Brussels minister van Gezondheid Alain Maron (Ecolo) heeft vrijdag de omzendbrief om de Brusselse woonzorgcentra voor te bereiden op een tweede golf van het coronavirus verdedigd door te wijzen op de hoogdringendheid. Tijdens het vragenuurtje in het Brussels Parlement wees hij ook op de verplichting van de rusthuizen om het personeel dat ziek uitvalt vanaf de eerste dag te vervangen.
De minister werd door Céline Fremault (cdH), Marie Nagy (DéFI), Véronique Jamoulle (PS) en Françoise De Smet (PVDA) aan de tand gevoeld over het vernietigend verslag van Artsen zonder Grenzen over de toestand in de woonzorgcentra tijdens de coronacrisis en de omzendbrief van vorige week in voorbereiding van een eventuele tweede golf.
De parlementsleden wezen op de kritiek van de actoren op het veld dat ze te weinig tijd hadden om de omzendbrief uit te voeren. Ze eisten nieuwe onderhandelingen over een aantal punten. De omzendbrief bepaalt dat de wzc's tegen 31 juli een actieplan en crisiscel moeten hebben en procedures vastleggen bij een nieuwe corona-uitbraak. Ook moesten de mogelijkheid hebben om zieken te isoleren, de nodige voorraden aan beschermingsmateriaal aanleggen en een samenwerking opzetten met een ziekenhuis en een laboratorium.
Minister Maron wees erop dat delen van de omzendbrief tegemoetkomen aan een aantal aanbevelingen van Artsen zonder Grenzen.
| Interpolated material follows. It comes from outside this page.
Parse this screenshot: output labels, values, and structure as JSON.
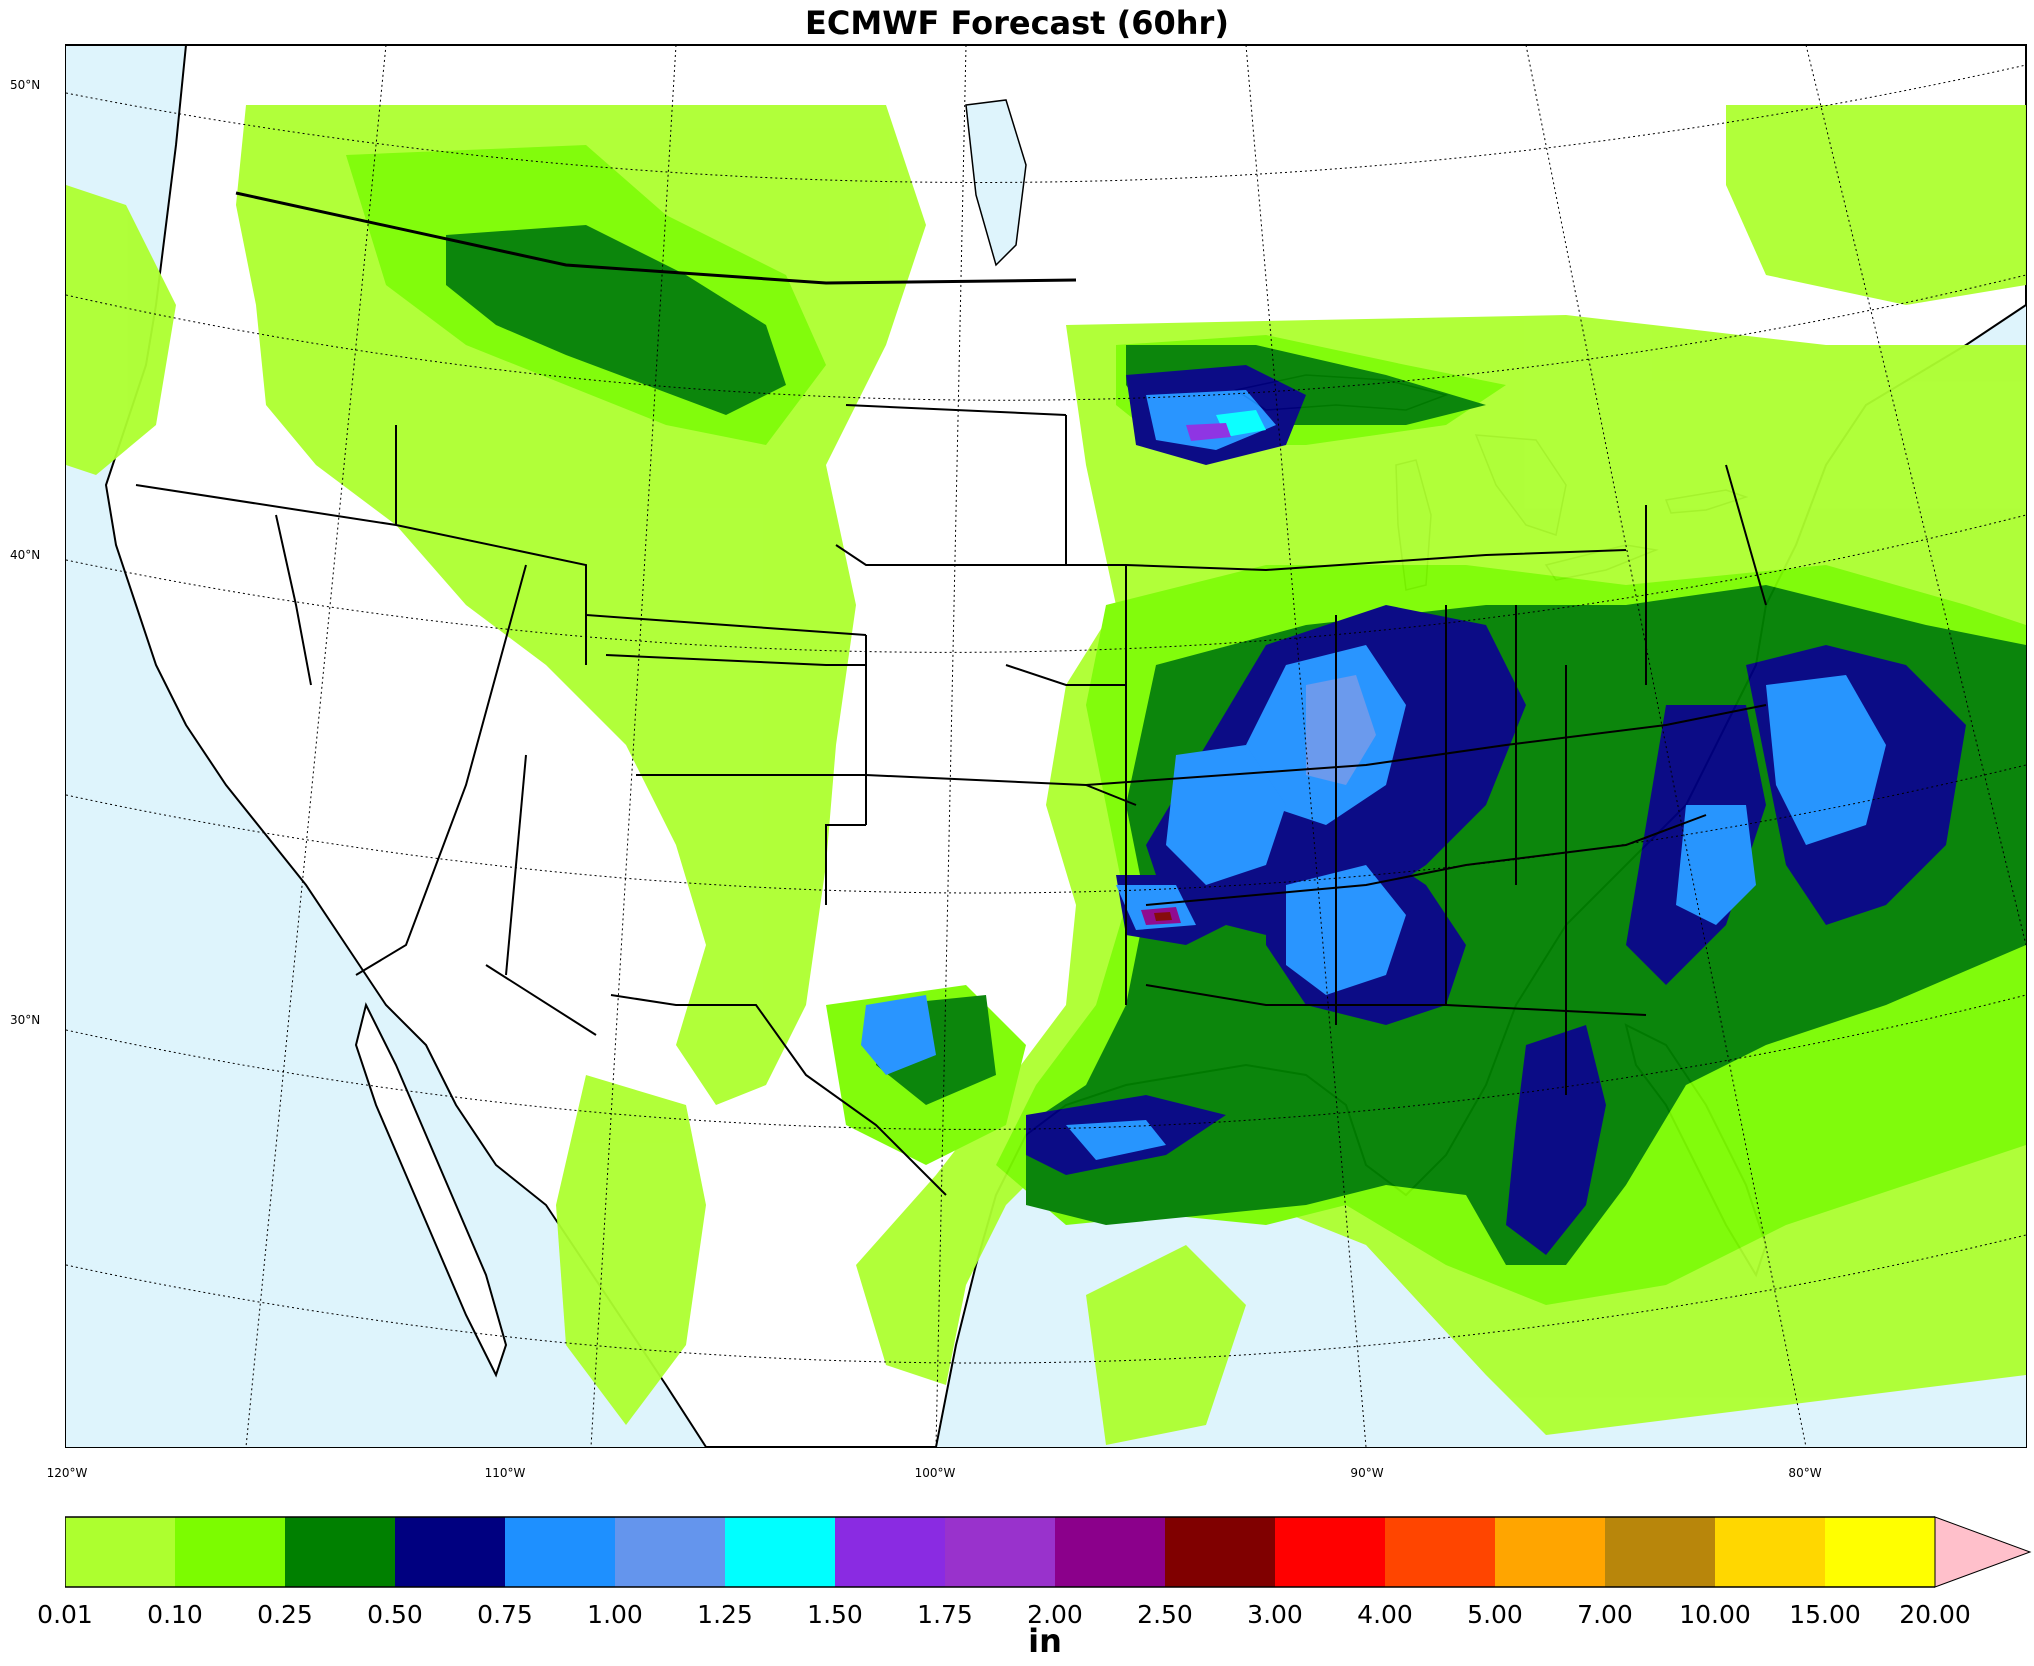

Hij herhaalde dat er door de druk van een mogelijke tweede golf snel gehandeld moest worden, maar sloot niet uit dat er over een aantal punten nog gepraat kon worden.
De minister benadrukte ook dat de omzendbrief de wzc's aanmaant om het afwezige personeel vanaf de eerste dag te vervangen. "Bepaalde wzc's hebben beslist om niet te vervangen, ook al was er personeel beschikbaar. Ik wil dat niet meer zien", aldus Maron, die eraan herinnerde dat er 9 miljoen euro was vrijgemaakt voor steun aan deze centra. Het niet onmiddellijk vervangen van personeel leidt volgens hem tot een domino-effect voor de rest van het reeds zwaarbelaste overblijvend personeel.